Amen. Pretty straightforward and, probably, too easy to understand and too hard to do.

I think a lot of this is related to our culture's celebration of birthdays. We all like our birthdays celebrated, so Jesus must really like it....

(Not exactly a proper use of lesser to the greater).

One observation I made years ago is that I can only see two birthday celebrations in Scripture. Pharaoh's in Genesis 40 (the baker lost his head) and Herod's in Mat 14/Mark 6 (John the Baptist lost his head).

Now I like birthdays as much as anyone, but the Scripture narratives don't offer much encouragement for celebrations.
 

Reformed Covenanter

Cancelled Commissioner
I can't say I totally understand this comment.

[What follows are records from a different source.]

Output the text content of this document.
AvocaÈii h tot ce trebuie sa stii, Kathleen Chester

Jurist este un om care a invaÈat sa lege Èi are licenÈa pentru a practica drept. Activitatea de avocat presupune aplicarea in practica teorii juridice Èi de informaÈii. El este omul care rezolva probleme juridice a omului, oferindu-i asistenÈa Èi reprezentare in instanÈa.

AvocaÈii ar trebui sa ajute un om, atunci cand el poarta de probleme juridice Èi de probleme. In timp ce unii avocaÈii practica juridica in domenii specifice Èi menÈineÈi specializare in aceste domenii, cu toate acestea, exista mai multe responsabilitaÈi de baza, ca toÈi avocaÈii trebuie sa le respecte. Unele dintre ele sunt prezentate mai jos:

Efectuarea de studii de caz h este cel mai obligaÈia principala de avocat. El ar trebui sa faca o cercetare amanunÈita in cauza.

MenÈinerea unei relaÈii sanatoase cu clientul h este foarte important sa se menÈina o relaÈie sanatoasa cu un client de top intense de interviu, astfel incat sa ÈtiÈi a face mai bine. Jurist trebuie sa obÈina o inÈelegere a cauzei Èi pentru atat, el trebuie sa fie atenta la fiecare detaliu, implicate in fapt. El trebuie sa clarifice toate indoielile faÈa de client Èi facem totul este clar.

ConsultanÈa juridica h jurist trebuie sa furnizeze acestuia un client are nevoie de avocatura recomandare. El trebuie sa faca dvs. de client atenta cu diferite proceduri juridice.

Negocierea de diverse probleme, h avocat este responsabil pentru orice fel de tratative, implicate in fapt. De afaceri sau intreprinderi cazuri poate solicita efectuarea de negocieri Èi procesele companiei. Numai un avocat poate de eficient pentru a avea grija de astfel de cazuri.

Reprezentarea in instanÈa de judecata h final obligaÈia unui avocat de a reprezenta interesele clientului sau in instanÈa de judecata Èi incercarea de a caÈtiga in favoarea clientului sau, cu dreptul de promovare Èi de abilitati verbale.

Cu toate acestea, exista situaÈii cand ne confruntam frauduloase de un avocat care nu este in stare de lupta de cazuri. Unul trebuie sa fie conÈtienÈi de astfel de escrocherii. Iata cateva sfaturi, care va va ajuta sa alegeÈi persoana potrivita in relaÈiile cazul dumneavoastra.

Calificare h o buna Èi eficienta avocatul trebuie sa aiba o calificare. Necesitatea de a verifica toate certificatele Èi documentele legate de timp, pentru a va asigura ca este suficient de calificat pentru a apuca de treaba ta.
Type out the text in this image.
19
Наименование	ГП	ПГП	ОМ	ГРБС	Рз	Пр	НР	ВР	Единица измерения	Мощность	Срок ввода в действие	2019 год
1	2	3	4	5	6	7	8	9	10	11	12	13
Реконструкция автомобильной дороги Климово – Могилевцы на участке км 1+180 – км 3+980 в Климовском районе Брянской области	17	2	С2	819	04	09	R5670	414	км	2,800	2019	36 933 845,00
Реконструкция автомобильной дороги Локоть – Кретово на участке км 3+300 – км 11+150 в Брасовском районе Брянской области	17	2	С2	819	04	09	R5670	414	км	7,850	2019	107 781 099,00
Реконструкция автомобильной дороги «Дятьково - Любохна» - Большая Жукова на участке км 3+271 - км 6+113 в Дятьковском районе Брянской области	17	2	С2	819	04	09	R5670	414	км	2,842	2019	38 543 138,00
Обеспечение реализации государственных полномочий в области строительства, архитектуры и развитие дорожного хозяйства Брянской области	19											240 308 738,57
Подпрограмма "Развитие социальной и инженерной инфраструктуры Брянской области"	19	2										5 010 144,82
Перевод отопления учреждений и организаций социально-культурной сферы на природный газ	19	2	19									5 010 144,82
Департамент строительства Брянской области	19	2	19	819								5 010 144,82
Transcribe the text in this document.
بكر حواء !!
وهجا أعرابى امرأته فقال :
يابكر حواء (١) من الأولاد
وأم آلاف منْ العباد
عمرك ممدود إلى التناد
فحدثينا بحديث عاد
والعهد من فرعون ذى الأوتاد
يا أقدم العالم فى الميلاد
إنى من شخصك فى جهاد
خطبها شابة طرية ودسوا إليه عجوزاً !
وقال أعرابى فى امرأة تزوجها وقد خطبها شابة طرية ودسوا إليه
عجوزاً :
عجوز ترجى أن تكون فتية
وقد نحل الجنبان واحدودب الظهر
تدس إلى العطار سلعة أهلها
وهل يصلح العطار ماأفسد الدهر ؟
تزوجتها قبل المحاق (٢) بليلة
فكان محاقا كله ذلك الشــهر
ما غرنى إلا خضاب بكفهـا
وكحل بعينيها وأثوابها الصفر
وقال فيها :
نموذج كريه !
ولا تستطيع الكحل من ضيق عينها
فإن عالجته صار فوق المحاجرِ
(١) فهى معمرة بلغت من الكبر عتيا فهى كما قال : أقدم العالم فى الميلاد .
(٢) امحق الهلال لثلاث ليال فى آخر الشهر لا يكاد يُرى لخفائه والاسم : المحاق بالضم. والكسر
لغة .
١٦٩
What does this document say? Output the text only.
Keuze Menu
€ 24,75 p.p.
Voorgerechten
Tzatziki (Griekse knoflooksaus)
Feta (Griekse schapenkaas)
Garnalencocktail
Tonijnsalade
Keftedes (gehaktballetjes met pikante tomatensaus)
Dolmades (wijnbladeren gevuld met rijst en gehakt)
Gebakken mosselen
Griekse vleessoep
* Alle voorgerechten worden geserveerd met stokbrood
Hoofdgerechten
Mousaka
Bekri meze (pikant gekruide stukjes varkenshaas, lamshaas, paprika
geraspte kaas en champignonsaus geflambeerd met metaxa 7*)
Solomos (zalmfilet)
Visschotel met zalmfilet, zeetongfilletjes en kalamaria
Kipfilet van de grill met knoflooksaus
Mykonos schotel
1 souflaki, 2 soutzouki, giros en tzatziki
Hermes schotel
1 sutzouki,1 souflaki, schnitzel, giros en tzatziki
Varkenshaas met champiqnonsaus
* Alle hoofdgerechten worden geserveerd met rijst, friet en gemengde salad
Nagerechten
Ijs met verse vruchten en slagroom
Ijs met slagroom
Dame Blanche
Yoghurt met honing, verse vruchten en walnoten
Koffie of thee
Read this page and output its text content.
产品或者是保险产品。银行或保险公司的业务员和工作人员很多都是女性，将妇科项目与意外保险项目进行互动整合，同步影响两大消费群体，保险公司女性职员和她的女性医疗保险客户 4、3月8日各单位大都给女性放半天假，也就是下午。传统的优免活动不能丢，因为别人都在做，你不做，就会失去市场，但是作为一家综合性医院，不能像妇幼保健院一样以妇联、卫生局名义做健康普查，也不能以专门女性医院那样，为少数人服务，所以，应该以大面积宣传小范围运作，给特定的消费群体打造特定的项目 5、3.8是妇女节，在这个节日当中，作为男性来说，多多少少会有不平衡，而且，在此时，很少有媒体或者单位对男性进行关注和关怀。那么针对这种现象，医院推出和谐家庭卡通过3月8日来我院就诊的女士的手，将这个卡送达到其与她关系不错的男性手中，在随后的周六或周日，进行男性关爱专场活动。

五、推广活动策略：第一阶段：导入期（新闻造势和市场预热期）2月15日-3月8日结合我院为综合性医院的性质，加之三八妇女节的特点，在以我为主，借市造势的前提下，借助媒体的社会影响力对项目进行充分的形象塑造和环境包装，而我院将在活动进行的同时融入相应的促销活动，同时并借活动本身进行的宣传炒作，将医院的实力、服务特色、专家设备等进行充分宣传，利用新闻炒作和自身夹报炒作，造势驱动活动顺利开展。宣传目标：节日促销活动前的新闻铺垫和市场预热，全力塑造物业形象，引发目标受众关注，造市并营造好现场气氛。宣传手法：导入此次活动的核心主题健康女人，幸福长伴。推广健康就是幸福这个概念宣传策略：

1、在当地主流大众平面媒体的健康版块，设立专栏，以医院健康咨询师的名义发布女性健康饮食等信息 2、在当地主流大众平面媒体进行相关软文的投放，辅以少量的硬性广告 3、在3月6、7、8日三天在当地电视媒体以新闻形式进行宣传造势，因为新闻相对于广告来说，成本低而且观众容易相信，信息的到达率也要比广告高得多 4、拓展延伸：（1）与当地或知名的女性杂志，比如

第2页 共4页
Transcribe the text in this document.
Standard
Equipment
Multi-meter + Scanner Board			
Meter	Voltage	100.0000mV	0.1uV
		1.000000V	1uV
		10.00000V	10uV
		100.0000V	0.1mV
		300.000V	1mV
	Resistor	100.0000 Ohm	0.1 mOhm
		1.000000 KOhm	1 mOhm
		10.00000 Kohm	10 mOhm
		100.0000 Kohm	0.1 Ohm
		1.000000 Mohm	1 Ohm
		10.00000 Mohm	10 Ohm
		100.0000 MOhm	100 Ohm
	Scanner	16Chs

Wouldn't a commitment to expository preaching preclude the celebration of holy days since ordinary providence would determine the text preached rather than the day or time of year

My point is that people who only get to listen to an endless running commentary on the Bible often only get to hear the words of God, without getting to hear the word of God (i.e. the systematic preaching of the whole counsel of God). For that reason, the idea of special seasons to focus on the incarnation, death, and resurrection of Christ may be seen as a relief from the monotony of an endless running commentary. As you note, catechetical preaching is not a "magic bullet" that will solve the problem of holy days, though I do think it would negate the above-mentioned excuse for them.